Contact a Licensed Home Care Agency
You can contact a licensed agency to learn more about licensed home care aides who take care of elderly persons who live in their own homes. You should ask questions about what duties the aide can perform. A trained and licensed home care aide should be adept about preparing meals, laundering clothes, bathing and dressing an elderly person, as well as helping the person with other activities of daily living.
Monitoring and Observing The Elderly
Aides should also be capable of monitoring and handing out medication to your relative. These trained aides can also observe your family member's condition. Most of all, they can be a welcome companion to an elderly person. They can accompany your loved ones for walks, read to them, or bring them to the local library. Some of these aides are directly supervised by public health nurses.

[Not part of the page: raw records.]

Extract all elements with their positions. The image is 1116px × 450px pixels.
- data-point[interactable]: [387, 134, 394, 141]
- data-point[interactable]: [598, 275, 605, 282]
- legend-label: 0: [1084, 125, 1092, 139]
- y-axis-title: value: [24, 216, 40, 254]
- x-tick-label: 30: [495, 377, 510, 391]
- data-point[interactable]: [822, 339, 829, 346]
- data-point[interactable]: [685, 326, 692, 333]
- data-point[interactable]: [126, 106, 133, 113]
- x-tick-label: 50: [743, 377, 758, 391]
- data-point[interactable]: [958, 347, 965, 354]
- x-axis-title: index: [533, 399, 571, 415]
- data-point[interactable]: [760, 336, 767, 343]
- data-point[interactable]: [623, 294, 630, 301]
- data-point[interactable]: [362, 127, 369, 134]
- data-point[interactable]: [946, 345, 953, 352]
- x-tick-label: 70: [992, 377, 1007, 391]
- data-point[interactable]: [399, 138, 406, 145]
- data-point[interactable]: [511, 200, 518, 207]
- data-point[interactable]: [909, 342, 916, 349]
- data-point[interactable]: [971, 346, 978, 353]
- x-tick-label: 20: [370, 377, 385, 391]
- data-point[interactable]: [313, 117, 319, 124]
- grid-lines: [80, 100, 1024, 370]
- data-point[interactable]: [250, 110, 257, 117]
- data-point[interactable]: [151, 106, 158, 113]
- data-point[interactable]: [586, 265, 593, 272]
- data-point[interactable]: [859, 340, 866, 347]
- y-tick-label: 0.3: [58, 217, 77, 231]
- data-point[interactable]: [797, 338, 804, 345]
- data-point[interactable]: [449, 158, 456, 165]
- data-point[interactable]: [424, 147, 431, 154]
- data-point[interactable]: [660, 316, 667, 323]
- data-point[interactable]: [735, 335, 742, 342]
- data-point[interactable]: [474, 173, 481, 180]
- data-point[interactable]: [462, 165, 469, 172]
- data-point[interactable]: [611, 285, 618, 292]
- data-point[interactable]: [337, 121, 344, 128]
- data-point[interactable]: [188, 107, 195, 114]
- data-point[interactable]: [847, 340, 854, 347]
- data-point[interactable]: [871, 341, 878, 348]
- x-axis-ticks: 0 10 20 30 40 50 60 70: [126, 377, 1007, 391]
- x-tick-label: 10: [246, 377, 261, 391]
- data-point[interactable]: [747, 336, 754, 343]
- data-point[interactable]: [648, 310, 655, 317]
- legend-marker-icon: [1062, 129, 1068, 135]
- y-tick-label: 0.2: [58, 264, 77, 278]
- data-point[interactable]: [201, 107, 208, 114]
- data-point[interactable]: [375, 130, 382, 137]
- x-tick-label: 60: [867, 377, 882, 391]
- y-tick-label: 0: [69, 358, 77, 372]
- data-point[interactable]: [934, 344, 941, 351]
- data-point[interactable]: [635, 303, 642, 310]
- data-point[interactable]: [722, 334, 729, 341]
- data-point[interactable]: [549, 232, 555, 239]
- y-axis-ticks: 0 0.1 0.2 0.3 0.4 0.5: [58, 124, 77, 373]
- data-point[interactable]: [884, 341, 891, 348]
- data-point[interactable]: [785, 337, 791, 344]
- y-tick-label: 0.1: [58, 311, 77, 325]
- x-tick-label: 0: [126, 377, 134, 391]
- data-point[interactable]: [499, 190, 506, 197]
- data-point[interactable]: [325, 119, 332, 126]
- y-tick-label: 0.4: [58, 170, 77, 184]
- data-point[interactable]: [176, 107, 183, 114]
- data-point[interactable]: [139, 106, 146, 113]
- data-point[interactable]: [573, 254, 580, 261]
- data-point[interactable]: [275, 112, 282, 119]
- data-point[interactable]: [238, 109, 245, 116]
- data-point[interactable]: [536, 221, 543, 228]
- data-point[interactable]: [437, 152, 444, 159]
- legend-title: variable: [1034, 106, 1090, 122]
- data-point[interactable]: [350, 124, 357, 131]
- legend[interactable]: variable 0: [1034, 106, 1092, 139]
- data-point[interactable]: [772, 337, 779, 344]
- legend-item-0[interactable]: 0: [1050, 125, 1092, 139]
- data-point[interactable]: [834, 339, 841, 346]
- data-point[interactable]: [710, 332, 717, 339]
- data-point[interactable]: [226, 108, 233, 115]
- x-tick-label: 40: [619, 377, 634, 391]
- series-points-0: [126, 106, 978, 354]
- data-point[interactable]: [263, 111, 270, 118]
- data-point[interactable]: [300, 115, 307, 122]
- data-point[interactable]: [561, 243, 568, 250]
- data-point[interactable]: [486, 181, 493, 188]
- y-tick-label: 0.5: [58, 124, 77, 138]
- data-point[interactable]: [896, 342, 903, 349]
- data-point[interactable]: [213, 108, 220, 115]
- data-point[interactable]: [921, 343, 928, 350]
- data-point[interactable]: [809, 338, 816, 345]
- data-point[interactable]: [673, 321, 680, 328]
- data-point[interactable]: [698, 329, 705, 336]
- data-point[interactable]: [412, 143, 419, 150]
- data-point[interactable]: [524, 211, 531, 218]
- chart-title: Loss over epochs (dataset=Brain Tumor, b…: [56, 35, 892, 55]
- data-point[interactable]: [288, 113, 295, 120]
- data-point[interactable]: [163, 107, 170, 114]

Assessing Your Family Member's Needs
A professional assessment of your family member's care needs can be conducted by a geriatric care manager, according to marketwatch.com. The website advises that you could face a fee of as much as $500 to $800 for that assessment.
If your relative is an Alzheimer's patient, the Alzheimer's Association has a care finder's list on its website that you can use to search for a home care aide. Make sure that you have a plan as to how the home health aide will be paid for services rendered.

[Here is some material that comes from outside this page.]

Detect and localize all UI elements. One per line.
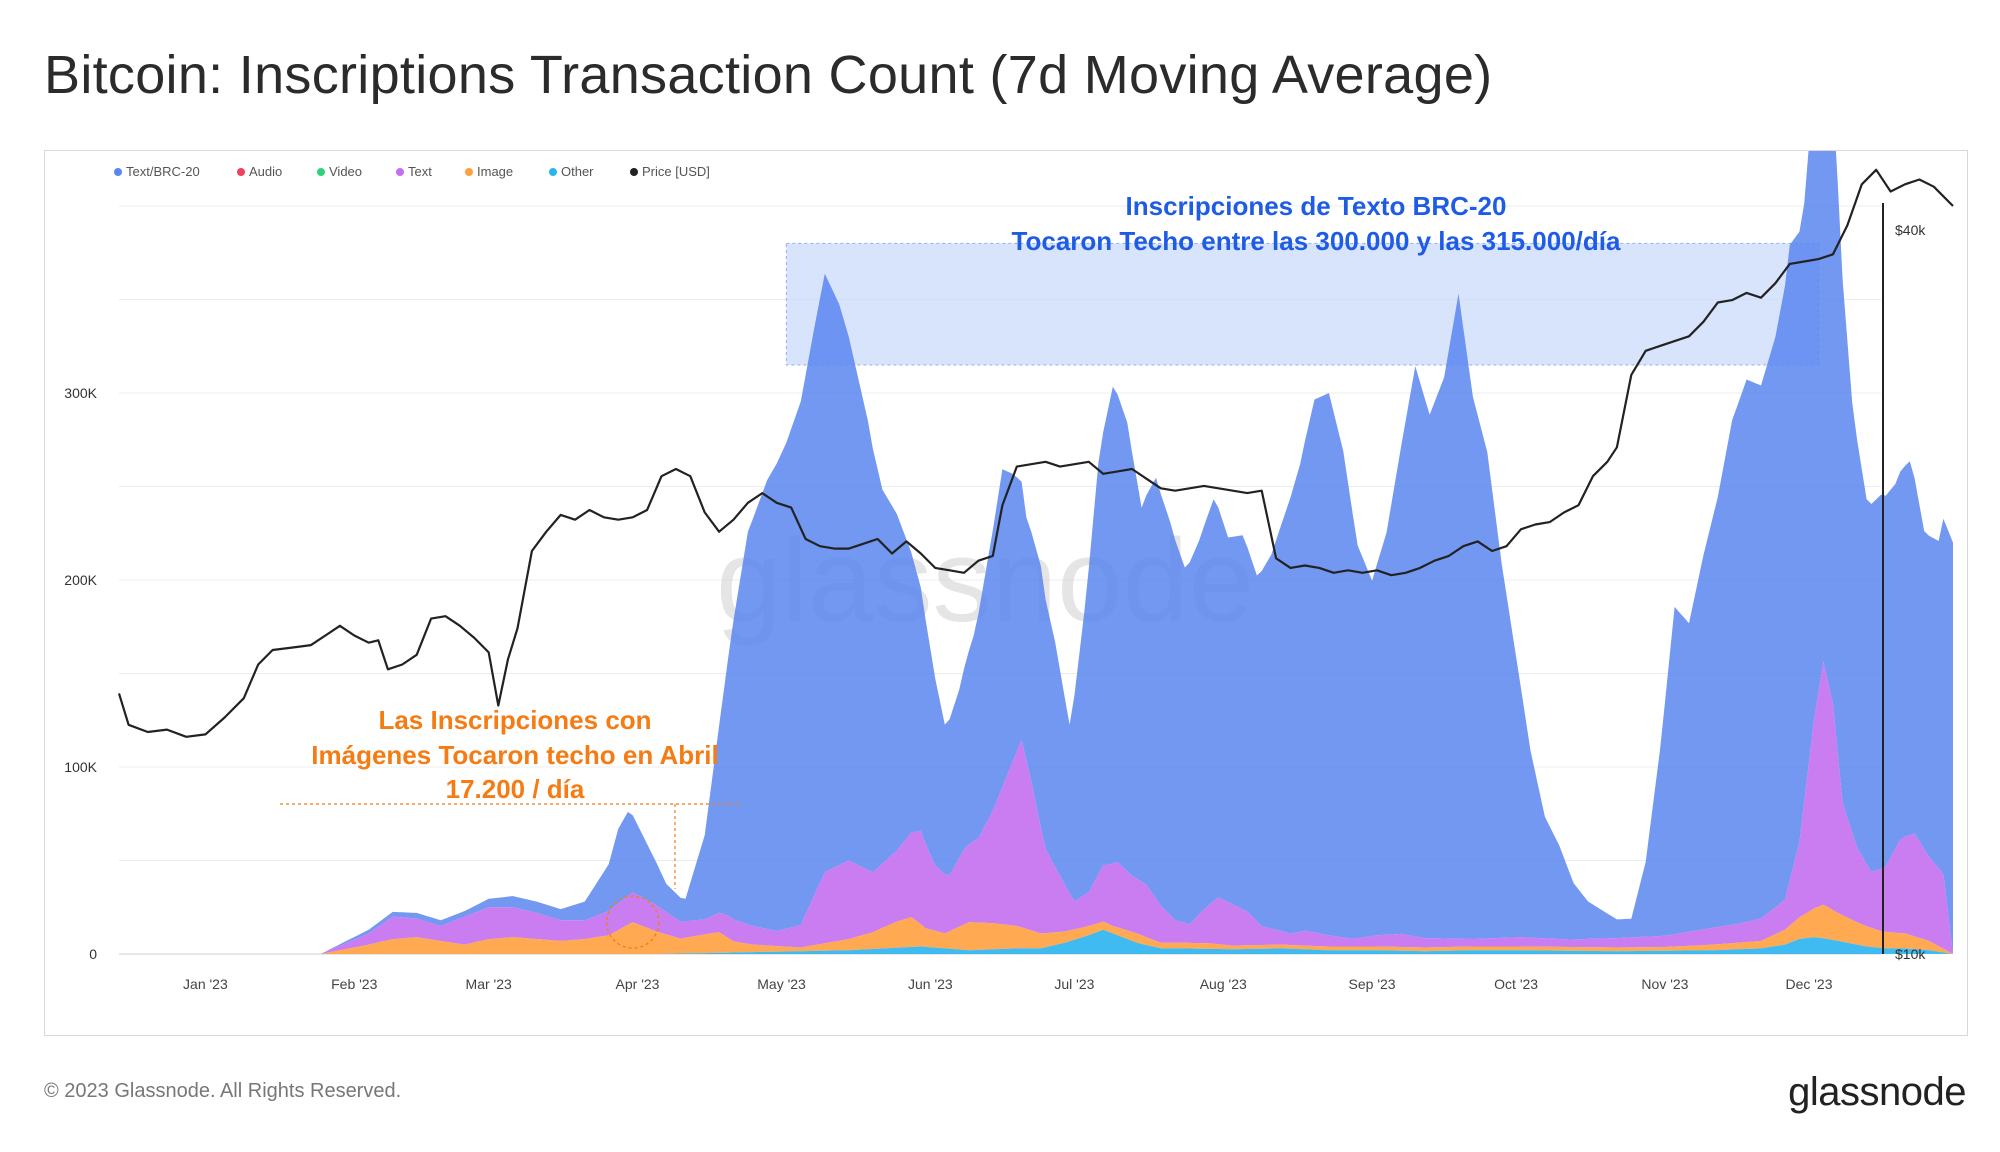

Medicare and Long-Term Insurance Coverage
Medicare makes it very easy for you to use its online Home Care compare tool on its website to help you as you search for a home care aide to take care of your older relative. If your loved one does not qualify for Medicare's home care aide program, however, you or your relative might have to pay out-of-pocket to obtain that type of care. If a private long-term insurance policy is held by your relative, that insurance may pay the costs for hiring a home care aide.
National Eldercare Locator
The National Eldercare Locator is an excellent resource that points you in the direction of organizations and agencies that can help you as you search for a trained home care aide, according to sevencounties.org.